In many ways, I was a child of the war. Not that I lived through it, but it was the war closest to home and closest in time to my youth. Vietnam began when I was about six I think, yet I recall almost nothing about it on Irish television - maybe because we were deeply mired in “The Troubles” and had no particular wish to see more war, even far from home - and the Korean War was, frankly, something we learned of through M*A*S*H, which I hated with a passion. Although Ireland was technically neutral during World War II, many Irishmen did join up to fight in the British Army or Air Force or Navy, and our own government made shady deals with high-ranking officials in the Nazi party, cleaving perhaps to the adage that the enemy of my enemy is my friend.

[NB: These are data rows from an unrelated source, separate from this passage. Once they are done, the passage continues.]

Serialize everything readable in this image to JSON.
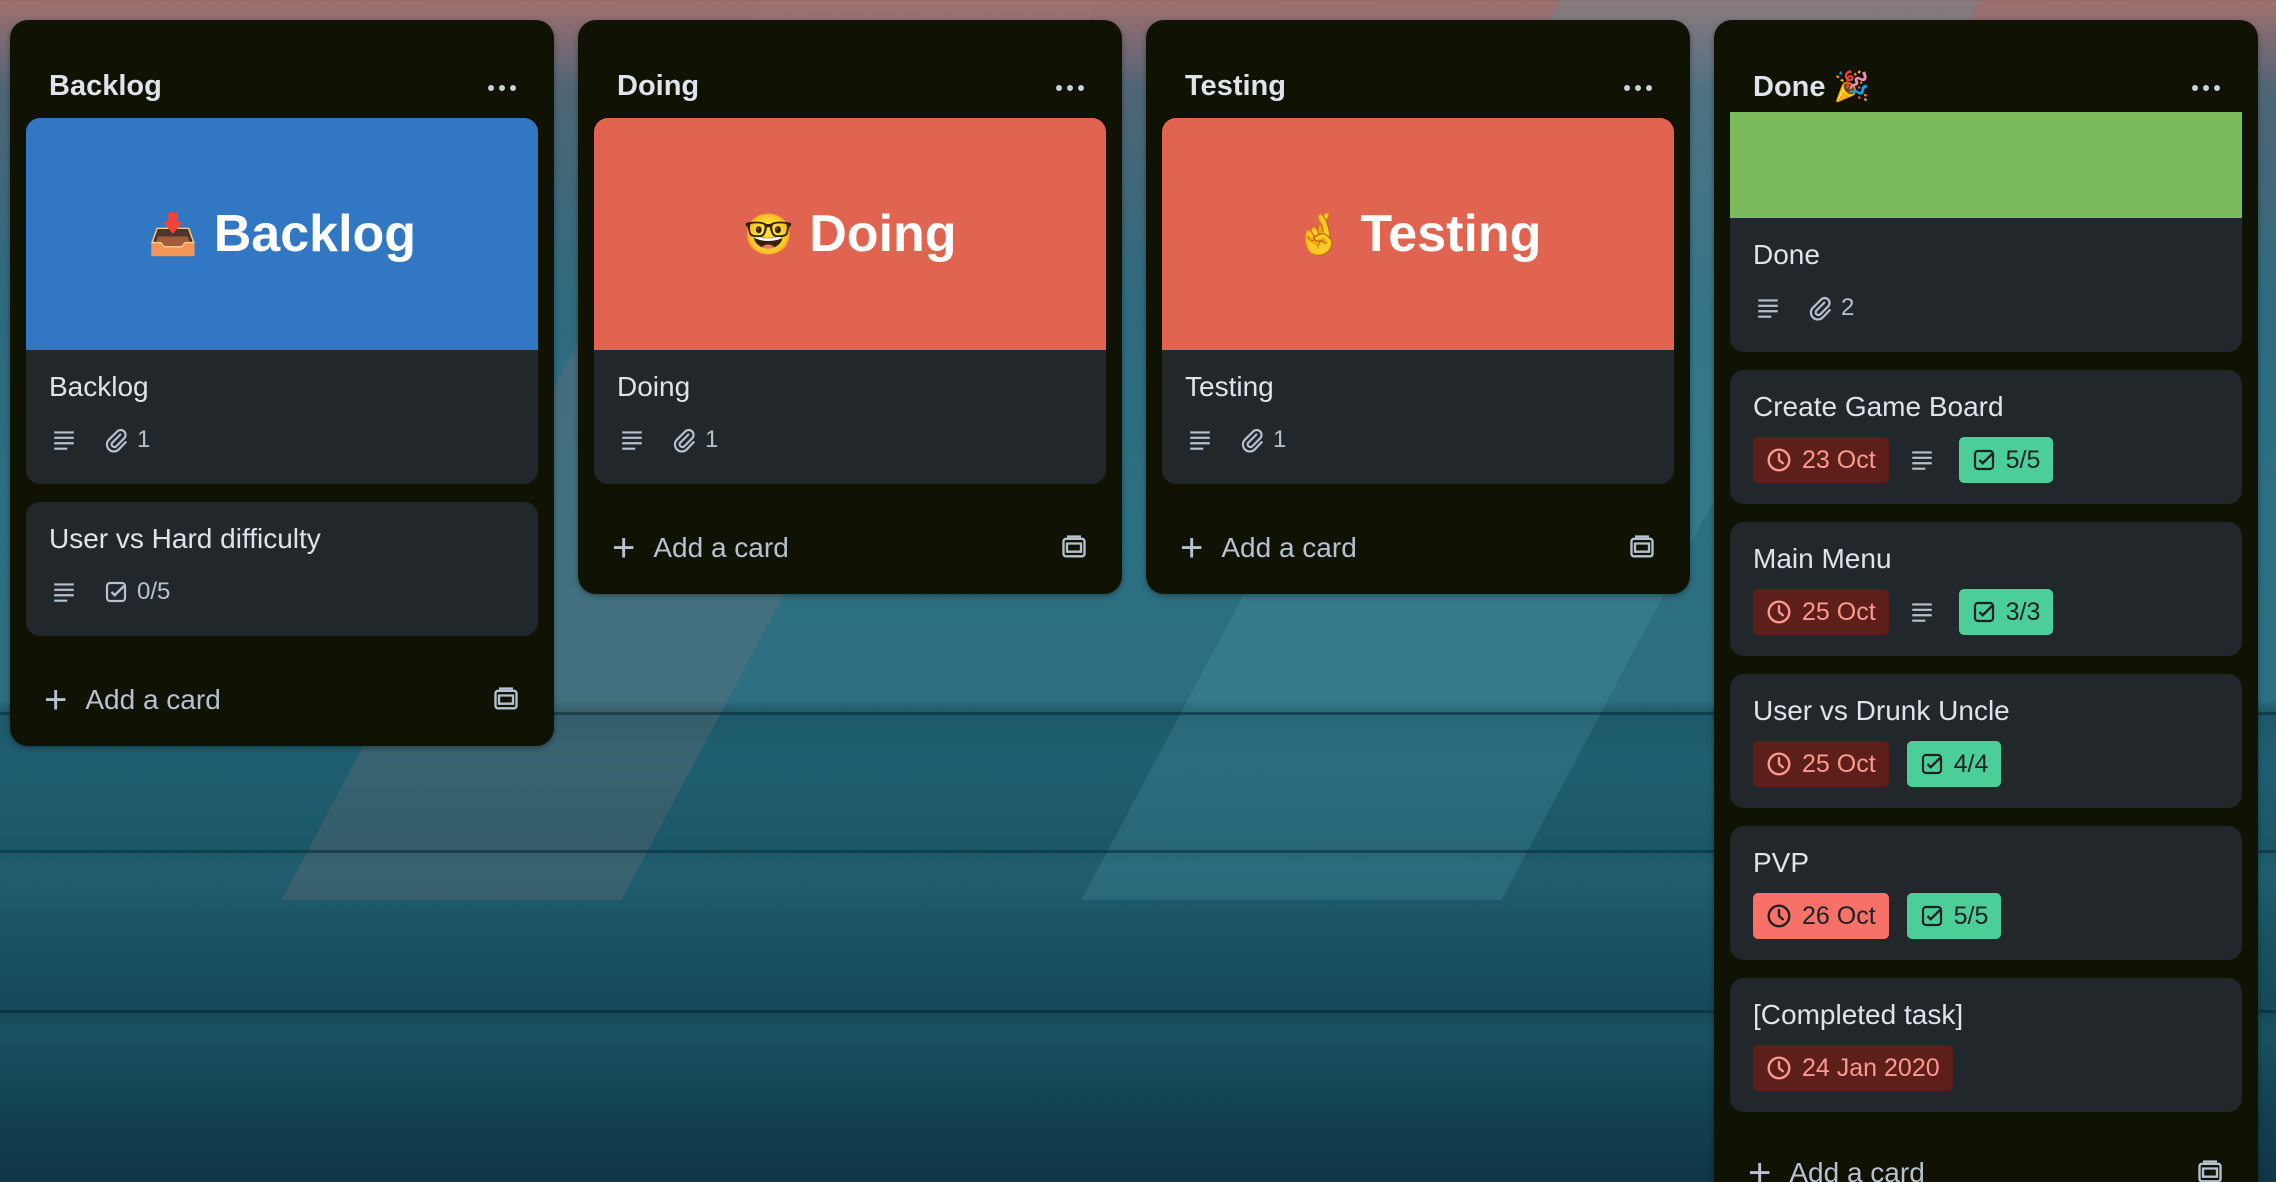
{
  "colors": {
    "list_bg": "#101204",
    "card_bg": "#22272b",
    "cover_blue": "#3177c3",
    "cover_red": "#e06450",
    "cover_green": "#7aba5c",
    "due_red": "#5d1f1a",
    "due_red_strong": "#f87168",
    "checklist_green": "#4bce97"
  },
  "add_card_label": "Add a card",
  "lists": [
    {
      "title": "Backlog",
      "cards": [
        {
          "cover_text": "Backlog",
          "cover_emoji": "📥",
          "title": "Backlog",
          "icons": [
            "description-icon",
            "paperclip-icon"
          ],
          "attachments": "1"
        },
        {
          "title": "User vs Hard difficulty",
          "icons": [
            "description-icon",
            "checklist-icon"
          ],
          "checklist": "0/5"
        }
      ]
    },
    {
      "title": "Doing",
      "cards": [
        {
          "cover_text": "Doing",
          "cover_emoji": "🤓",
          "title": "Doing",
          "icons": [
            "description-icon",
            "paperclip-icon"
          ],
          "attachments": "1"
        }
      ]
    },
    {
      "title": "Testing",
      "cards": [
        {
          "cover_text": "Testing",
          "cover_emoji": "🤞",
          "title": "Testing",
          "icons": [
            "description-icon",
            "paperclip-icon"
          ],
          "attachments": "1"
        }
      ]
    },
    {
      "title": "Done 🎉",
      "cards": [
        {
          "title": "Done",
          "icons": [
            "description-icon",
            "paperclip-icon"
          ],
          "attachments": "2"
        },
        {
          "title": "Create Game Board",
          "due": "23 Oct",
          "has_description": true,
          "checklist": "5/5"
        },
        {
          "title": "Main Menu",
          "due": "25 Oct",
          "has_description": true,
          "checklist": "3/3"
        },
        {
          "title": "User vs Drunk Uncle",
          "due": "25 Oct",
          "checklist": "4/4"
        },
        {
          "title": "PVP",
          "due": "26 Oct",
          "checklist": "5/5"
        },
        {
          "title": "[Completed task]",
          "due": "24 Jan 2020"
        }
      ]
    }
  ]
}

This was, you must remember, less than twenty years since Ireland had become a Free State, and hatred against the English was still very much bubbling and simmering. If we could strike at the “old enemy”, we were ready to do so. Yes, we had equipped ourselves with the traditional long spoon in order to sup with him, but we had extended the invitation to the Devil, and to dinner he came. Possibly one understandable reason why some English still revile us.

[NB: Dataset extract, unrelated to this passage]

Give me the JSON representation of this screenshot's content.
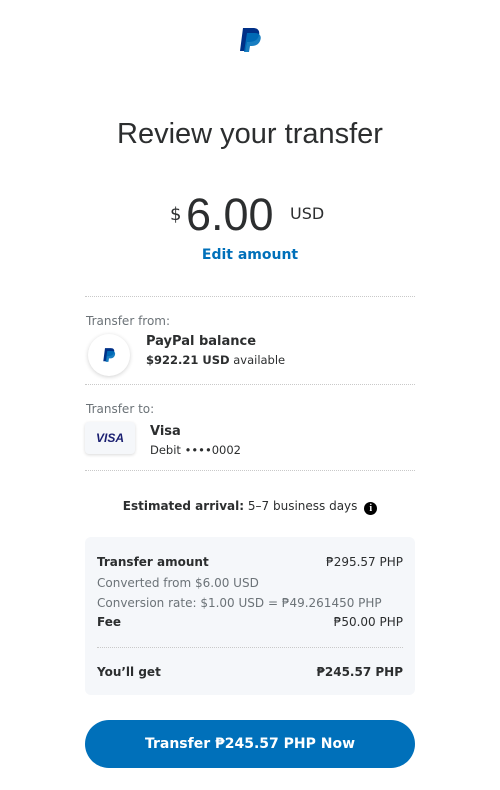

Dublin port was offered as a haven for U-Boats, unofficially of course, though this did not stop the Luftwaffe bombing an area of Dublin known as the North Strand - rumours were that it was an accident, that the aircraft went off-course and the pilot thought they were over England; how true that is I don’t know - a site we could still visit when I was a boy, and so in ways the mark of World War II was on Ireland, and on my youth, in a way no other war could hope to be. When we played as kids, we didn’t play cowboys and Indians, but soldiers, wearing toy helmets like the Tommies and Germans from World War II and using replica toy firearms like the Bren and Sten sub-machine gun, Mauser and Luger pistol, and the Enfield rifle.

The films, too, that we could see at such a tender age were pretty much restricted to comedy, westerns and war movies, and so we learned more about the Second World War (albeit the sanitised, Hollywood version) than about any other conflict, and were more interested in it. We dressed our Action Men in RAF uniforms or as Nazi generals, put them in half-tracks or carrying radio packs on their backs, and acted out the war all over again in plastic. Through our comics, our movies, our television and our toys, World War II was our constant companion, and when I grew older, though I lost some interest in it as I became enmeshed in the excitement of science fiction and later fantasy, I never really forgot about it. It was almost like my first love, and in later life I have returned to it.

It is in fact enjoying quite a resurgence in popularity now, almost a renaissance, as one-sided films like The Longest Day or Patton: Blood and Guts are replaced by more balanced fare like Saving Private Ryan, Downfall and Enemy At the Gates. Of course, most narratives are still weighted heavily on the side of the-Germans-lost-we-won idea, but there is a growing desire, it seems, in Hollywood and on television, to not rewrite history, but to write it properly, to erase or at least blur the overly gung-ho productions of the previous century. With hard-hitting series like Das Boot, World on Fire, Band of Brothers and so on, the aim has been to show that war is Hell, no matter what side you’re on, and the lines blur and the good guys can not always be relied upon to behave as good guys should, while occasionally the traditional bad guys might surprise you, might even seem to be (gasp) human.

So here the intention is to take my own personal love of and interest in the Second World War and the renewed global appetite for it and write what I hope will be, over time, the definitive account of a conflict that left over seventy million people dead, caused six million innocent Jews to be exterminated by a madman at the head of a fascist dictatorship, and in the end led to the decline of one empire and the rise of two global superpowers who have been slogging it out ever since.